2 En de Here sprak tot Jozua: Zie, Ik geef Jericho met zijn koning, de krachtige helden, in uw macht.
3 Gij moet om de stad heen trekken, terwijl alle krijgslieden éénmaal om de stad heen gaan;
4 zó moet gij zes dagen doen, terwijl zeven priesters zeven ramshorens voor de ark uit dragen. Maar op de zevende dag moet gij zevenmaal om de stad heen trekken en de priesters zullen op de horens blazen.
5 Wanneer men op de ramshoorn de toon aanhoudt en gij het geluid van de hoorn verneemt, dan moet het gehele volk een luid gejuich aanheffen en de stadsmuur zal ineenstorten en het volk moet daarop klimmen, ieder recht voor zich uit.

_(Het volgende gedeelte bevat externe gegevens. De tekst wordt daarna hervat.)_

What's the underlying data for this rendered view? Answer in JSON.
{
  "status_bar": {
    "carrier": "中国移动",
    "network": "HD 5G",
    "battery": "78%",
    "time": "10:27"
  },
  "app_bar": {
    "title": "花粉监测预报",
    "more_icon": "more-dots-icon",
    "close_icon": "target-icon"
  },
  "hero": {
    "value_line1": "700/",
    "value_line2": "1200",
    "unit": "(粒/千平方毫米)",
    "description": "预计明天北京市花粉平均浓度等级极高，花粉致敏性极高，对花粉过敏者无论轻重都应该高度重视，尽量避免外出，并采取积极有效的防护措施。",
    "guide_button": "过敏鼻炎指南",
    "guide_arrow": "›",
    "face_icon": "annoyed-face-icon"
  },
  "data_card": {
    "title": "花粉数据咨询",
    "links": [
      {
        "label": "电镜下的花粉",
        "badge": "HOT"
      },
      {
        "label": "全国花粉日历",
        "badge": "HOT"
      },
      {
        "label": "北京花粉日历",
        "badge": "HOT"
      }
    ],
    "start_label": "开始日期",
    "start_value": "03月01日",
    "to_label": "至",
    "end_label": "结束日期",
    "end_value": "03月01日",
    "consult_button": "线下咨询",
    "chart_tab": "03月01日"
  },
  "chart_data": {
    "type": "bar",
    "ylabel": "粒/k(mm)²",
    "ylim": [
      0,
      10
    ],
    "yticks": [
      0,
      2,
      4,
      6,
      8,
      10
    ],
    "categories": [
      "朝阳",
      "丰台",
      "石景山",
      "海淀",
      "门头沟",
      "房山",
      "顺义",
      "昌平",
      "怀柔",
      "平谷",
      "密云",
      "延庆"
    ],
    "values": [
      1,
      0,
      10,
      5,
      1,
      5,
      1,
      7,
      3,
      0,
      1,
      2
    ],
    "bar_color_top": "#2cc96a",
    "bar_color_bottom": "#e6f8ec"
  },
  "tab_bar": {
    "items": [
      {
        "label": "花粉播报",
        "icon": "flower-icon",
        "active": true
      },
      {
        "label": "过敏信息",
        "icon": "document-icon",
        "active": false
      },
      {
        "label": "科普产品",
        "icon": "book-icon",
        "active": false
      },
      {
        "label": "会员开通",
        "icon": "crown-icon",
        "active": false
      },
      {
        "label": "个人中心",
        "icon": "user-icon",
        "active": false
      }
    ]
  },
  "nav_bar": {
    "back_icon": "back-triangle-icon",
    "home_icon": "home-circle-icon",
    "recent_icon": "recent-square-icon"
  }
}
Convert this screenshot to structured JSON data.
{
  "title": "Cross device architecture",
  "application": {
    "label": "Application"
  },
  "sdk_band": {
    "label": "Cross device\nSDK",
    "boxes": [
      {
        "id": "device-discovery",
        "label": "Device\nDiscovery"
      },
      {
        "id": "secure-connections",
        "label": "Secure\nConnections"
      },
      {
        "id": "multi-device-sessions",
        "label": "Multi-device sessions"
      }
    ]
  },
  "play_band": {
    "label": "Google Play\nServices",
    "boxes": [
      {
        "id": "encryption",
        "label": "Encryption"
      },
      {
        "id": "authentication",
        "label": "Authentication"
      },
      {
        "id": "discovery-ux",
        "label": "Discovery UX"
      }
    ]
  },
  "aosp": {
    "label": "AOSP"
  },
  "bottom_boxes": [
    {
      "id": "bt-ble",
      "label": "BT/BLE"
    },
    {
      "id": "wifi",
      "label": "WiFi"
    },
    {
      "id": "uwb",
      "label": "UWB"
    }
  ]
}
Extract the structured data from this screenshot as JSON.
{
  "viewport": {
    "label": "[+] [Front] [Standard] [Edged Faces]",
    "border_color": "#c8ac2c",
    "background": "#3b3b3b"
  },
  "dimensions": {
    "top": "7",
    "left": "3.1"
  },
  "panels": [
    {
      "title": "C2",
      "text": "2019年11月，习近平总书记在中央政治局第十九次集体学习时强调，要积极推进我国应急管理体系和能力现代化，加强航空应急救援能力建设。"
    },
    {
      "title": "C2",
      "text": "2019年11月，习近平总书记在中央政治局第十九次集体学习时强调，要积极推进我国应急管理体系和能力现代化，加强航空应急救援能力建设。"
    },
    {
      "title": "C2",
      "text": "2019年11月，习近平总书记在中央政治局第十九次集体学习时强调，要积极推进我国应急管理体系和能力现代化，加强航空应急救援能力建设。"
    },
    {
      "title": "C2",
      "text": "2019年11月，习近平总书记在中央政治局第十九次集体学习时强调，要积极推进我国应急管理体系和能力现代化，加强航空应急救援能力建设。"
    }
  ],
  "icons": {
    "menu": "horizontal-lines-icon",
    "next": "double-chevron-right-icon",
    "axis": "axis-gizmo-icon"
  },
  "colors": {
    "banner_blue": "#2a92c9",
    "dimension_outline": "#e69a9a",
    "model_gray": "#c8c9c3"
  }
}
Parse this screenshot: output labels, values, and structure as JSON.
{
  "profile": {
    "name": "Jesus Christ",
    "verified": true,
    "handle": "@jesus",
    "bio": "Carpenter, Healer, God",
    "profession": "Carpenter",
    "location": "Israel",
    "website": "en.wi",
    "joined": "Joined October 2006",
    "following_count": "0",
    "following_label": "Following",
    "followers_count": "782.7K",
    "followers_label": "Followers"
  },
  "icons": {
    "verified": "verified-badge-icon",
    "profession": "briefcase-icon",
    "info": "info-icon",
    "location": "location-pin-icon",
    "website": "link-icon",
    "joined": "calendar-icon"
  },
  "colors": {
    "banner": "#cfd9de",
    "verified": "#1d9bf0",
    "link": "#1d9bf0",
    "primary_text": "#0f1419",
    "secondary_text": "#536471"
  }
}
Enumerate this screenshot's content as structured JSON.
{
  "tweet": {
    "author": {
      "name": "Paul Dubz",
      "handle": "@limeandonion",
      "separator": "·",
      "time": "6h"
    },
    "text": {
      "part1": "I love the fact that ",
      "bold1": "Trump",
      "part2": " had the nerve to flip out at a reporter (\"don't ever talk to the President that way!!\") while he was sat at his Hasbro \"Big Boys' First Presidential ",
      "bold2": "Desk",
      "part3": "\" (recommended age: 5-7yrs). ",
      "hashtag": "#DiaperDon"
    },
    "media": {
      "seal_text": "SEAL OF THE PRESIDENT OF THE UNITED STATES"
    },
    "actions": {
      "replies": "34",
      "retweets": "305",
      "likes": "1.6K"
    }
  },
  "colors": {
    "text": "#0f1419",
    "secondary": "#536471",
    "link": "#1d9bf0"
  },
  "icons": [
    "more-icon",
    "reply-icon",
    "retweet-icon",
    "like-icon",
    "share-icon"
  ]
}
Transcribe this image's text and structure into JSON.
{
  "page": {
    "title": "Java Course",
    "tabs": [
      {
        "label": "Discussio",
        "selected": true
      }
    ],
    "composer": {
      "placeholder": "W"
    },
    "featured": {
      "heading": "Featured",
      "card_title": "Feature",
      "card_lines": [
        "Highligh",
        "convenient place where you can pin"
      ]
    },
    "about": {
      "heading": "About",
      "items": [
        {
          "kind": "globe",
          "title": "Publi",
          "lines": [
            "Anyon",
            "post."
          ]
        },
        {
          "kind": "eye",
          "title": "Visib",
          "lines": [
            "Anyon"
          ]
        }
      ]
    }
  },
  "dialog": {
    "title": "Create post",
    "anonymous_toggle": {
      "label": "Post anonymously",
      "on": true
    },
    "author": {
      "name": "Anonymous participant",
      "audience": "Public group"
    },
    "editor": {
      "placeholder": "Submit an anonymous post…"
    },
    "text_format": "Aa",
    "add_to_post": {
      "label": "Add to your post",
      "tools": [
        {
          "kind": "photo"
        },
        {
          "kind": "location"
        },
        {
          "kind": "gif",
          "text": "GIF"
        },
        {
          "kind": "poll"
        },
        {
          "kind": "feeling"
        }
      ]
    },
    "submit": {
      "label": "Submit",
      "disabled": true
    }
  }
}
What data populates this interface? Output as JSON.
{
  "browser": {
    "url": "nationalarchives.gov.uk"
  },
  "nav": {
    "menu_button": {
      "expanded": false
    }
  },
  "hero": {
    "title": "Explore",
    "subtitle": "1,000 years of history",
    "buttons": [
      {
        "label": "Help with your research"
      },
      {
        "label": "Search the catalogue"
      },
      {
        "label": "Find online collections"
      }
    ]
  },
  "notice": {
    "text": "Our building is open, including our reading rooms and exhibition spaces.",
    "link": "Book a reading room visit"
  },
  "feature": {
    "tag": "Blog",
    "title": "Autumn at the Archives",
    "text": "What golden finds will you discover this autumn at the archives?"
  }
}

6 Toen riep Jozua, de zoon van Nun, de priesters en zeide tot hen: Neemt de ark des verbonds op en laten zeven priesters zeven ramshorens dragen voor de ark des Heren uit.
7 En tot het volk zeide hij: Trekt voort en gaat om de stad heen en laten de gewapenden vóór de ark des Heren uit trekken.
8 Zodra Jozua tot het volk gesproken had, trokken de zeven priesters, die de zeven ramshorens voor het aangezicht des Heren droegen, voort en bliezen op de horens, terwijl de ark van het verbond des Heren hen volgde.